The opening track, Obvious Bicycle, signals a more reflective style for the band. Featuring lush vocal harmonies, soft piano accompaniment and calls to “listen, don’t wait”, the mood feels considerably darker. The second track, Unbelievers, features the more familiar upbeat drums, but the lyrics again point to a more contemplative attitude. Orchestral music elevates the dramatic content of Step, and while it sounds great, I’m waiting for the trademark pick-me-up.

Fortunately, Diane Young comes along and is an instant pop classic. While the lyrics still point to the darker theme of death that featured in the opening tracks, there is an exuberance that was absent earlier in the album. Later, Everlasting Arms is another gem, mixing biblical allusions with beautiful lyrics, which make you believe in the band all over again. The next track, Finger Back, features seemingly nonsensical lyrics, coupled with recurring themes of mortality and the passing of time, with frontman Ezra Koenig crooning “I don’t want to live like this, but I don’t want to die.”
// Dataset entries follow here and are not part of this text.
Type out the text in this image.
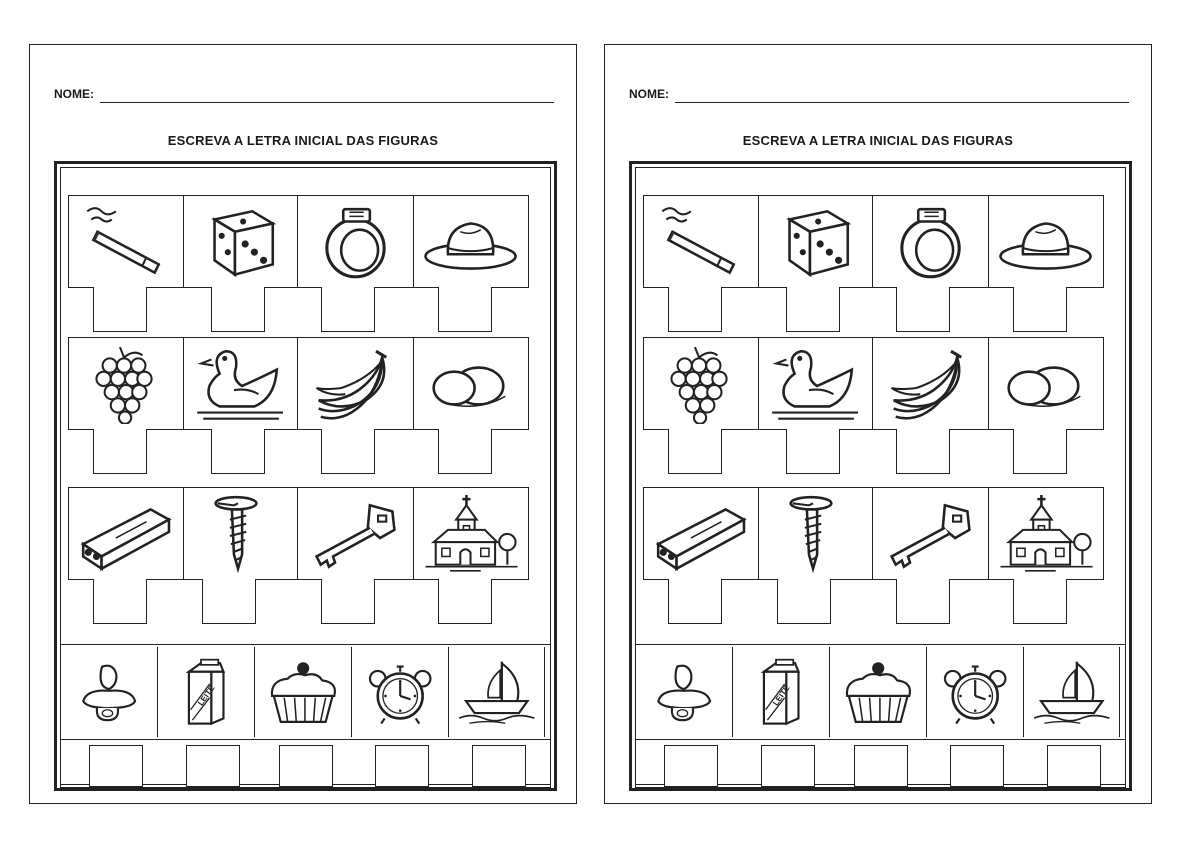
NOME:
ESCREVA A LETRA INICIAL DAS FIGURAS
LEITE
NOME:
ESCREVA A LETRA INICIAL DAS FIGURAS
LEITE
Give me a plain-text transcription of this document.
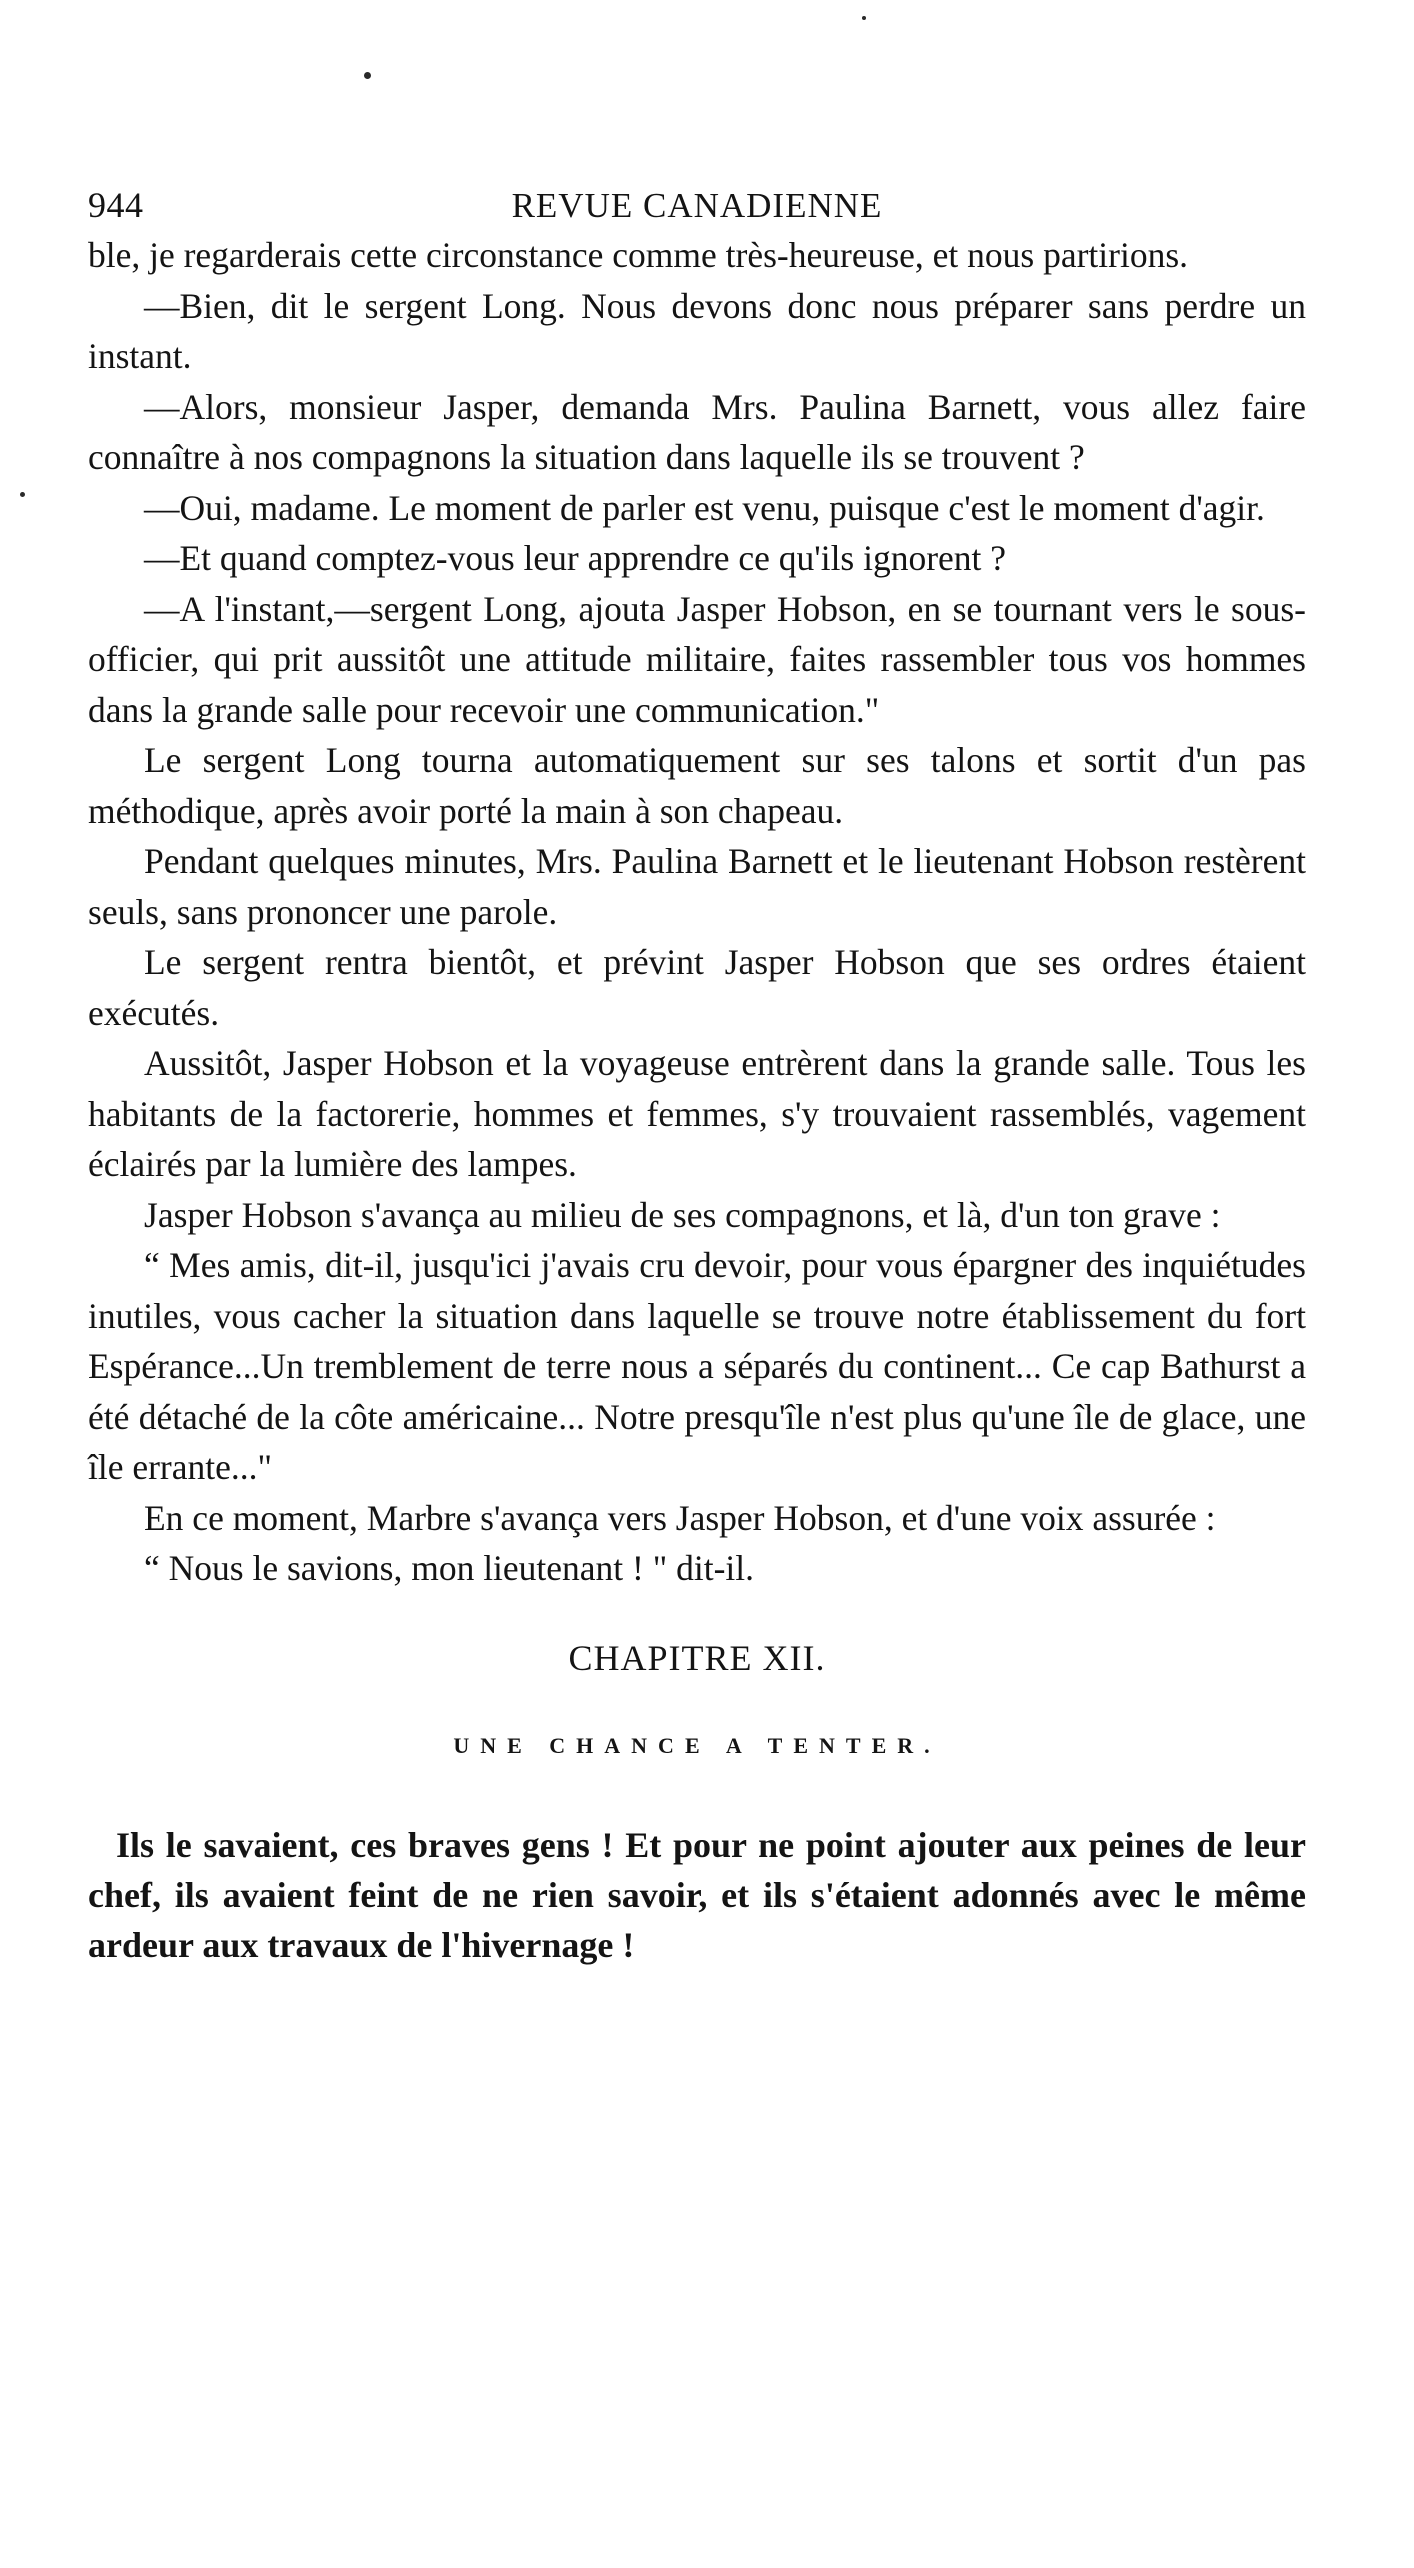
944	REVUE CANADIENNE

ble, je regarderais cette circonstance comme très-heureuse, et nous partirions.

—Bien, dit le sergent Long. Nous devons donc nous préparer sans perdre un instant.

—Alors, monsieur Jasper, demanda Mrs. Paulina Barnett, vous allez faire connaître à nos compagnons la situation dans laquelle ils se trouvent ?

—Oui, madame. Le moment de parler est venu, puisque c'est le moment d'agir.

—Et quand comptez-vous leur apprendre ce qu'ils ignorent ?

—A l'instant,—sergent Long, ajouta Jasper Hobson, en se tournant vers le sous-officier, qui prit aussitôt une attitude militaire, faites rassembler tous vos hommes dans la grande salle pour recevoir une communication."

Le sergent Long tourna automatiquement sur ses talons et sortit d'un pas méthodique, après avoir porté la main à son chapeau.

Pendant quelques minutes, Mrs. Paulina Barnett et le lieutenant Hobson restèrent seuls, sans prononcer une parole.

Le sergent rentra bientôt, et prévint Jasper Hobson que ses ordres étaient exécutés.

Aussitôt, Jasper Hobson et la voyageuse entrèrent dans la grande salle. Tous les habitants de la factorerie, hommes et femmes, s'y trouvaient rassemblés, vagement éclairés par la lumière des lampes.

Jasper Hobson s'avança au milieu de ses compagnons, et là, d'un ton grave :

“ Mes amis, dit-il, jusqu'ici j'avais cru devoir, pour vous épargner des inquiétudes inutiles, vous cacher la situation dans laquelle se trouve notre établissement du fort Espérance...Un tremblement de terre nous a séparés du continent... Ce cap Bathurst a été détaché de la côte américaine... Notre presqu'île n'est plus qu'une île de glace, une île errante..."

En ce moment, Marbre s'avança vers Jasper Hobson, et d'une voix assurée :

“ Nous le savions, mon lieutenant ! " dit-il.

CHAPITRE XII.
UNE CHANCE A TENTER.

Ils le savaient, ces braves gens ! Et pour ne point ajouter aux peines de leur chef, ils avaient feint de ne rien savoir, et ils s'étaient adonnés avec le même ardeur aux travaux de l'hivernage !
The album is grand in both its lyrical content and style, and will reward multiple listens. While it doesn’t appear to have the radio-friendly appeal of Contra, this offering reveals the band’s prowess for clever writing and wonderful musical arrangements. Modern Vampires of the City, with its monochrome album cover and gloomier content, seems the perfect match for the colder seasons. There’s enough light among the shade to prevent listeners from becoming too despondent with such weighty issues as life and death. It seems that we all must grow up – and once again, Vampire Weekend sets the soundtrack for a more mature and contemplative phase of life.